3.1. – Nonostante quanto affermato dal ricorrente, il Tribunale neppure era incorso in alcuna violazione del principio di corrispondenza tra il chiesto e il pronunciato, in quanto i motivi di appello formulati da Axa Ass.ni andavano al di là della contestazione circa la ritenuta congruità, da parte del Giudice di Pace, del costo orario di manodopera e/o del costo del materiale di consumo. Nella sentenza impugnata non vi è riferimento alla mancata prova della riparazione, bensì alla mancata prova dell’effettività delle lavorazioni indicate e del quantum.

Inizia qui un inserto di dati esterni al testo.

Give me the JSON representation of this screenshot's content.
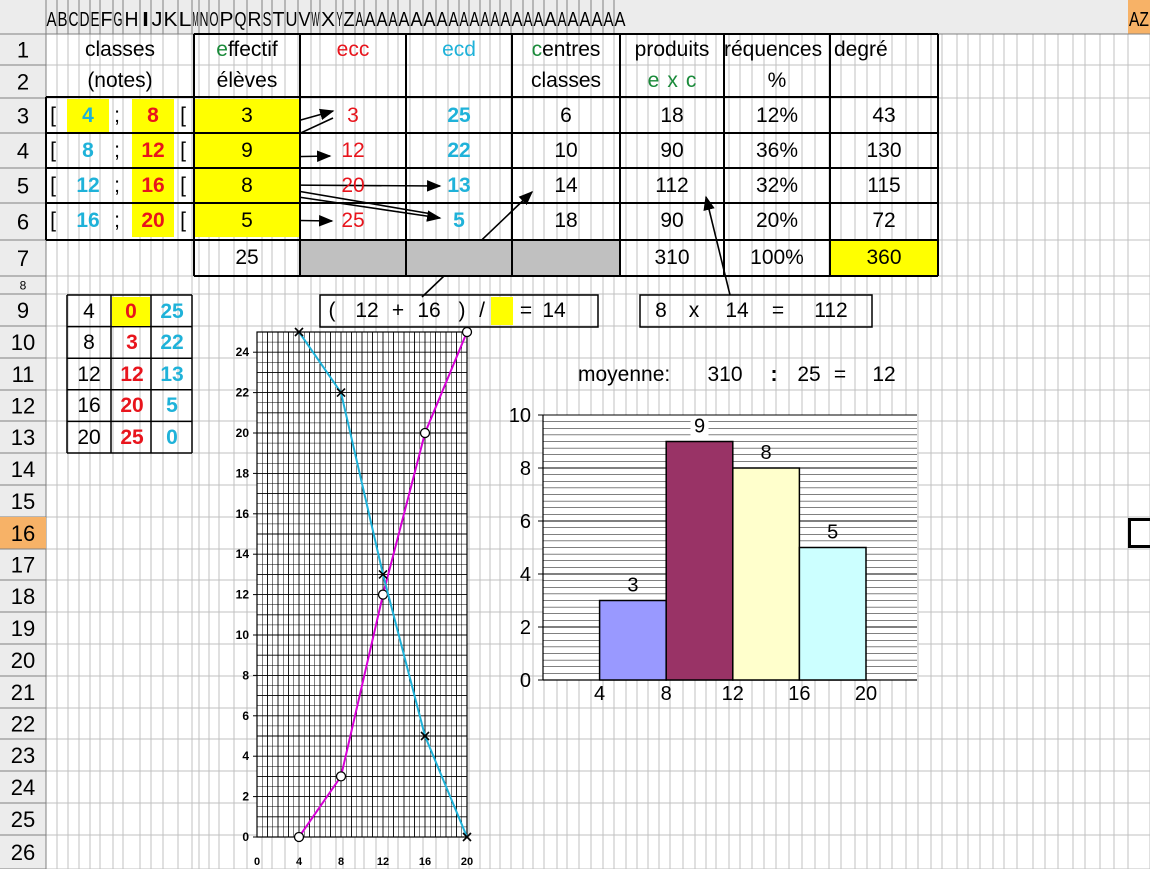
{
  "column_headers": [
    "A",
    "B",
    "C",
    "D",
    "E",
    "F",
    "G",
    "H",
    "I",
    "J",
    "K",
    "L",
    "M",
    "N",
    "O",
    "P",
    "Q",
    "R",
    "S",
    "T",
    "U",
    "V",
    "W",
    "X",
    "Y",
    "Z",
    "AA",
    "AI",
    "AI",
    "AI",
    "AI",
    "AI",
    "AI",
    "AI",
    "AI",
    "AI",
    "AI",
    "AI",
    "AI",
    "AI",
    "AI",
    "AI",
    "AI",
    "AI",
    "AI",
    "AI",
    "AI",
    "AI",
    "AI",
    "AI"
  ],
  "column_header_display": [
    "A",
    "B",
    "C",
    "D",
    "E",
    "F",
    "G",
    "H",
    "I",
    "J",
    "K",
    "L",
    "M",
    "N",
    "O",
    "P",
    "Q",
    "R",
    "S",
    "T",
    "U",
    "V",
    "W",
    "X",
    "Y",
    "Z",
    "A",
    "A",
    "A",
    "A",
    "A",
    "A",
    "A",
    "A",
    "A",
    "A",
    "A",
    "A",
    "A",
    "A",
    "A",
    "A",
    "A",
    "A",
    "A",
    "A",
    "A",
    "A",
    "A",
    "A"
  ],
  "row_headers": [
    "1",
    "2",
    "3",
    "4",
    "5",
    "6",
    "7",
    "8",
    "9",
    "10",
    "11",
    "12",
    "13",
    "14",
    "15",
    "16",
    "17",
    "18",
    "19",
    "20",
    "21",
    "22",
    "23",
    "24",
    "25",
    "26"
  ],
  "active_row": "16",
  "table_header": {
    "classes": "classes",
    "notes": "(notes)",
    "effectif_first": "e",
    "effectif_rest": "ffectif",
    "eleves": "élèves",
    "ecc": "ecc",
    "ecd": "ecd",
    "centres_first": "c",
    "centres_rest": "entres",
    "classes2": "classes",
    "produits": "produits",
    "exc_e": "e",
    "exc_x": "x",
    "exc_c": "c",
    "frequences": "réquences",
    "percent": "%",
    "degre": "degré"
  },
  "rows": [
    {
      "open": "[",
      "lo": "4",
      "sep": ";",
      "hi": "8",
      "close": "[",
      "effectif": "3",
      "ecc": "3",
      "ecd": "25",
      "centre": "6",
      "produit": "18",
      "freq": "12%",
      "degre": "43"
    },
    {
      "open": "[",
      "lo": "8",
      "sep": ";",
      "hi": "12",
      "close": "[",
      "effectif": "9",
      "ecc": "12",
      "ecd": "22",
      "centre": "10",
      "produit": "90",
      "freq": "36%",
      "degre": "130"
    },
    {
      "open": "[",
      "lo": "12",
      "sep": ";",
      "hi": "16",
      "close": "[",
      "effectif": "8",
      "ecc": "20",
      "ecd": "13",
      "centre": "14",
      "produit": "112",
      "freq": "32%",
      "degre": "115"
    },
    {
      "open": "[",
      "lo": "16",
      "sep": ";",
      "hi": "20",
      "close": "[",
      "effectif": "5",
      "ecc": "25",
      "ecd": "5",
      "centre": "18",
      "produit": "90",
      "freq": "20%",
      "degre": "72"
    }
  ],
  "totals": {
    "effectif": "25",
    "produit": "310",
    "freq": "100%",
    "degre": "360"
  },
  "formula_centre": {
    "open": "(",
    "a": "12",
    "plus": "+",
    "b": "16",
    "close": ")",
    "div": "/",
    "eq": "=",
    "result": "14"
  },
  "formula_produit": {
    "a": "8",
    "x": "x",
    "b": "14",
    "eq": "=",
    "result": "112"
  },
  "mini_table": [
    {
      "n": "4",
      "ecc": "0",
      "ecd": "25"
    },
    {
      "n": "8",
      "ecc": "3",
      "ecd": "22"
    },
    {
      "n": "12",
      "ecc": "12",
      "ecd": "13"
    },
    {
      "n": "16",
      "ecc": "20",
      "ecd": "5"
    },
    {
      "n": "20",
      "ecc": "25",
      "ecd": "0"
    }
  ],
  "moyenne": {
    "label": "moyenne:",
    "sum": "310",
    "op": ":",
    "count": "25",
    "eq": "=",
    "result": "12"
  },
  "colors": {
    "yellow": "#ffff00",
    "gray": "#c0c0c0",
    "red": "#e8141c",
    "cyan": "#1fb2d9",
    "green": "#1a8a3a",
    "magenta": "#d600d6",
    "teal_line": "#1fb2d9",
    "active_header": "#f7b267"
  },
  "chart_data": [
    {
      "type": "line",
      "x": [
        4,
        8,
        12,
        16,
        20
      ],
      "series": [
        {
          "values": [
            0,
            3,
            12,
            20,
            25
          ],
          "marker": "circle",
          "color": "#d600d6"
        },
        {
          "values": [
            25,
            22,
            13,
            5,
            0
          ],
          "marker": "x",
          "color": "#1fb2d9"
        }
      ],
      "xticks": [
        "0",
        "4",
        "8",
        "12",
        "16",
        "20"
      ],
      "yticks": [
        "0",
        "2",
        "4",
        "6",
        "8",
        "10",
        "12",
        "14",
        "16",
        "18",
        "20",
        "22",
        "24"
      ],
      "xlim": [
        0,
        20
      ],
      "ylim": [
        0,
        25
      ],
      "grid": true
    },
    {
      "type": "bar",
      "categories_edges": [
        "4",
        "8",
        "12",
        "16",
        "20"
      ],
      "x_left": [
        4,
        8,
        12,
        16
      ],
      "values": [
        3,
        9,
        8,
        5
      ],
      "data_labels": [
        "3",
        "9",
        "8",
        "5"
      ],
      "colors": [
        "#9999ff",
        "#993366",
        "#ffffcc",
        "#ccffff"
      ],
      "yticks": [
        "0",
        "2",
        "4",
        "6",
        "8",
        "10"
      ],
      "ylim": [
        0,
        10
      ],
      "xlim": [
        0,
        22
      ],
      "grid": true
    }
  ]
}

4. – Il ricorso va dunque rigettato. Le spese seguono la soccombenza e si liquidano come da dispositivo. Va emessa la dichiarazione D.P.R. n. 115 del 2002, ex art. 13, comma 1-quater.

PQM

La Corte rigetta il ricorso.

Condanna la società ricorrente al pagamento in favore della controricorrente delle spese del presente grado di giudizio, che liquida in complessivi Euro 2.500,00 di cui Euro 200,00 per rimborso spese vive, oltre al rimborso forfettario spese generali, in misura del 15%, ed accessori di legge. Ex D.P.R. n. 115 del 2002, art. 13, comma 1 quater, sussistono i presupposti per il versamento, da parte della ricorrente, dell’ulteriore importo a titolo di contributo unificato pari a quello dovuto per il ricorso, a norma dello stesso art. 13, comma 1 bis, ove dovuto.

Così deciso in Roma, nella Camera di consiglio della Sezione Seconda Civile, della Corte Suprema di Cassazione, il 23 settembre 2021.